Двинулись дальше. Кровавые ручейки, отпечатавшиеся на полу, становились заметно тоньше, разрывистей. Постепенно они перешли в цепочку пятнышек. А ключей видно не было.
— Зря идем, — сказал Налим, должно быть, долго думая. — Ведь они его тут голого тащили. Откуда же ключи могли выпасть?
— Это я и сам понимаю, но все-таки проверить надо…
Они все еще топали по туннелю, приближаясь к бомбоубежищу, когда наверху продрогшие под дождем Гребешок и Луза, матерясь и чертыхаясь, прекратили поиски.
— Ни хрена тут не найдешь, — махнул рукой Гребешок, который, пытаясь отыскать в траве ключи, порезал палец о бутылочное горлышко.
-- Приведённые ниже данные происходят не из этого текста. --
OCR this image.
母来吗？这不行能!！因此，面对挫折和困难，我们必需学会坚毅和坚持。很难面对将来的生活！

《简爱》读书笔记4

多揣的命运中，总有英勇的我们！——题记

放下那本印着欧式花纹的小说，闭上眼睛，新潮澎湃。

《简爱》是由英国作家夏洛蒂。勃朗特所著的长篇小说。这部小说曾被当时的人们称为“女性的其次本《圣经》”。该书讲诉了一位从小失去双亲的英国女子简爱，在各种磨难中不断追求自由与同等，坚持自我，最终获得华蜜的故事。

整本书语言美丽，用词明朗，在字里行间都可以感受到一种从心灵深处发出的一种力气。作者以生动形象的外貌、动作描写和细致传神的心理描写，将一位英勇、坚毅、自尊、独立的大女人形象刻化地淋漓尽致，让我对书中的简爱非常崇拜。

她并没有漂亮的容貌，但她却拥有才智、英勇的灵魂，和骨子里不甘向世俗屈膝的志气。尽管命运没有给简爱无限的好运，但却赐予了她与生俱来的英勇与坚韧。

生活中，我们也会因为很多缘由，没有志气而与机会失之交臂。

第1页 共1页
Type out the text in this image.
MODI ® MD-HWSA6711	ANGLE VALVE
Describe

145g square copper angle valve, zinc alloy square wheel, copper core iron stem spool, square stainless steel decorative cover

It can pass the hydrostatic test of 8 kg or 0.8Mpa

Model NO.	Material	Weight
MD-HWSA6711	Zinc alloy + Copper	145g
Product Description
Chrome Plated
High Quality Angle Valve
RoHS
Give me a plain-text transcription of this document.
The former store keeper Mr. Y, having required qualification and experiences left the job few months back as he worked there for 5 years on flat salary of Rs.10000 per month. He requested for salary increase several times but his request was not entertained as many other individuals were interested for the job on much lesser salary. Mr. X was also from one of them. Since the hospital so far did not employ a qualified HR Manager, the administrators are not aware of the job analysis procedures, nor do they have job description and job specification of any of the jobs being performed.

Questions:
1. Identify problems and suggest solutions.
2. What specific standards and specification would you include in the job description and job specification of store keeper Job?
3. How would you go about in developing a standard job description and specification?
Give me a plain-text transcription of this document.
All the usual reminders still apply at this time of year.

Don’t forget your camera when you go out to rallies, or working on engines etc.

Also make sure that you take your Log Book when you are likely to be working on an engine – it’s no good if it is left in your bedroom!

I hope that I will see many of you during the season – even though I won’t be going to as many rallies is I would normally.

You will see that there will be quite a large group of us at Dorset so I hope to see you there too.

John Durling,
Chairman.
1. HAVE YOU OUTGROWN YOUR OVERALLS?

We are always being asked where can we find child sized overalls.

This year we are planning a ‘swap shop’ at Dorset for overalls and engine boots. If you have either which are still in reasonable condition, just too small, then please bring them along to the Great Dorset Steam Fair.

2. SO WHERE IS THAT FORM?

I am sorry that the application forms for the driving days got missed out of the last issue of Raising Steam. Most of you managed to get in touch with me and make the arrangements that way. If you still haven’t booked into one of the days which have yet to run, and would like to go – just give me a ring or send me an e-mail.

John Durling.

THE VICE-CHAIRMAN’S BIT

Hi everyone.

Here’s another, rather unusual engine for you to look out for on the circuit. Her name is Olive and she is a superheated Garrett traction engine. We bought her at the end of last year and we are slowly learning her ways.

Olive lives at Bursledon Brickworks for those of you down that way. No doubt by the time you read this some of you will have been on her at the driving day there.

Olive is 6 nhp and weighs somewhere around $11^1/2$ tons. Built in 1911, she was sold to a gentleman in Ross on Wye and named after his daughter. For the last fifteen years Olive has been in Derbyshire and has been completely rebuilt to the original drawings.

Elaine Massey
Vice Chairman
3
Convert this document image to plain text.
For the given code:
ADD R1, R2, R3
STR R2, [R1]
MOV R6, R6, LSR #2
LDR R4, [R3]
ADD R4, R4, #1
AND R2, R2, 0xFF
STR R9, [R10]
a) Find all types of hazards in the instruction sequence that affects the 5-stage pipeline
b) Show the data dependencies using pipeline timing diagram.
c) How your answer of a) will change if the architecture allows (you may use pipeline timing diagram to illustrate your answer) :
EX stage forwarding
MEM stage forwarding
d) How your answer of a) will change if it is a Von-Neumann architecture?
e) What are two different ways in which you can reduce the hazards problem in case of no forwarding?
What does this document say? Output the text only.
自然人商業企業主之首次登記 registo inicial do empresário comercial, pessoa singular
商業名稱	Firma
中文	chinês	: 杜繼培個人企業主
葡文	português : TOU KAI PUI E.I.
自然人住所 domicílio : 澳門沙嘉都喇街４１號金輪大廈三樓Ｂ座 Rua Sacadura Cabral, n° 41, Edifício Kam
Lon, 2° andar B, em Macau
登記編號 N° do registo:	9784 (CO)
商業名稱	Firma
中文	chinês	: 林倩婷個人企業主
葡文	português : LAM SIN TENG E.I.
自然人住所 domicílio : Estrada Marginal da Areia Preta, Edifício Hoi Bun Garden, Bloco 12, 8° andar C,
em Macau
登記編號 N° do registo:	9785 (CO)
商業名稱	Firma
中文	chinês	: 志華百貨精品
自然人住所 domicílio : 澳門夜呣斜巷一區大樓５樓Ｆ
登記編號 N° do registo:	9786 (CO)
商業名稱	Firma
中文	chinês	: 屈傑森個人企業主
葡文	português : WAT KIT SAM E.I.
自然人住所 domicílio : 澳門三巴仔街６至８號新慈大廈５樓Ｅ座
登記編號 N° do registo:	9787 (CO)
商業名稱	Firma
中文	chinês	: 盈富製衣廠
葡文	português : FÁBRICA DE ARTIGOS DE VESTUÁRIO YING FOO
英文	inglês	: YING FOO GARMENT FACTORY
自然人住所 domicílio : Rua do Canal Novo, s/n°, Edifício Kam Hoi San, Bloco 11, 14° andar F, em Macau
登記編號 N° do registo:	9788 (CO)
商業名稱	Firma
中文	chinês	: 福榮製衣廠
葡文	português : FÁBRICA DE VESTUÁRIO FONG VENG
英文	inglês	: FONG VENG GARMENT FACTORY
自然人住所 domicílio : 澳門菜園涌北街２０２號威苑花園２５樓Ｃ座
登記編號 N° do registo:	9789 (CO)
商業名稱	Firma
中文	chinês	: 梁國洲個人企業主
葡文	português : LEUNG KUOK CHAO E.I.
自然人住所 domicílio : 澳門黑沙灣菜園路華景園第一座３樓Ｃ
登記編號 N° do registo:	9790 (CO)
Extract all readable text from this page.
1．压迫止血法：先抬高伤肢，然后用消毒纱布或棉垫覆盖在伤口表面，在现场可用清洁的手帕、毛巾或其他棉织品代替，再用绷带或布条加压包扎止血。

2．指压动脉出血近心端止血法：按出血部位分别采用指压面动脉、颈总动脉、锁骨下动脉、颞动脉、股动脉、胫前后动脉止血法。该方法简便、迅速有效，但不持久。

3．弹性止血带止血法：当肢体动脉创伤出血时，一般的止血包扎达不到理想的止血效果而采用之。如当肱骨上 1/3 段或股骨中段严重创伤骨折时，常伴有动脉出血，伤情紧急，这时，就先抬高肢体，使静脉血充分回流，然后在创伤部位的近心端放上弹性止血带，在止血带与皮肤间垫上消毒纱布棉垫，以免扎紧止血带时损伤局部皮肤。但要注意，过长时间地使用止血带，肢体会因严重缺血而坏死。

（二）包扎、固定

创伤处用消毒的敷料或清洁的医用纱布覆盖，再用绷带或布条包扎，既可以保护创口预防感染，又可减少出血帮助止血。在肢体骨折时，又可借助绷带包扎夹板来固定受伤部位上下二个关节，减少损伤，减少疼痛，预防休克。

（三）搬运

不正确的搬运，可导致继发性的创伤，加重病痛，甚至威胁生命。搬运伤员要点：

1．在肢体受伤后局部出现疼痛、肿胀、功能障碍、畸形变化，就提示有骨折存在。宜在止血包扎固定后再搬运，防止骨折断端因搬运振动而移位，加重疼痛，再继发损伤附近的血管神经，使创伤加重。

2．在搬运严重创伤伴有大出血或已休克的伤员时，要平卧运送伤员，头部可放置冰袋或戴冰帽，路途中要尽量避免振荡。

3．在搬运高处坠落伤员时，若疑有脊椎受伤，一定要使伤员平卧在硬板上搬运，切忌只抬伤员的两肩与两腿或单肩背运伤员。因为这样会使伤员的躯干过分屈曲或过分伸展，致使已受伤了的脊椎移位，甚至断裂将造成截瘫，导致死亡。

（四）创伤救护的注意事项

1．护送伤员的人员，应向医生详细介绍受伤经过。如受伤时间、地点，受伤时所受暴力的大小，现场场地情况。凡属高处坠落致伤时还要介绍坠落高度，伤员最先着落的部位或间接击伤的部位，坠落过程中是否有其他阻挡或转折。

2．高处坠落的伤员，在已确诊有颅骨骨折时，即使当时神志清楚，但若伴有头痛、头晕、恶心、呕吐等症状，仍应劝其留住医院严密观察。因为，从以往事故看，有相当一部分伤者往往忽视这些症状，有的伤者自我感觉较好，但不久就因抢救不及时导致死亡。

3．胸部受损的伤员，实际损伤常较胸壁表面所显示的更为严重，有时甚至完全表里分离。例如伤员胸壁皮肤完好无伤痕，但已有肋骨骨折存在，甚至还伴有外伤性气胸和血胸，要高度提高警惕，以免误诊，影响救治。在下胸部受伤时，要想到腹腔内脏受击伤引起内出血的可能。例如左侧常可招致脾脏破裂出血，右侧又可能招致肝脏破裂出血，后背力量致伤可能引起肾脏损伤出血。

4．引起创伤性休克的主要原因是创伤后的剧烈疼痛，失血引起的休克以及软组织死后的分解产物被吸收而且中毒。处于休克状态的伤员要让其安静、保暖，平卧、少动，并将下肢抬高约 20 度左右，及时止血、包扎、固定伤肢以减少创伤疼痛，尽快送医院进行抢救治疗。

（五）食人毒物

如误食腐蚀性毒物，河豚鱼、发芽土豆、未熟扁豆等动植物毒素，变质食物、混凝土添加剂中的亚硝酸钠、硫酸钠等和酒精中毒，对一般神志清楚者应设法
— Пошли в той куче глянем — и к ребятам. Надо днем сюда приходить, может, и вычешем чего-нибудь. Интересно, столбняк от пальца может быть или нет?
— Поссы на рану, — деловито посоветовал Луза, — самое лекарство. У меня дед плотничал, всю дорогу так делал.
— Ладно, — сказал рукой Гребешок, — проверим.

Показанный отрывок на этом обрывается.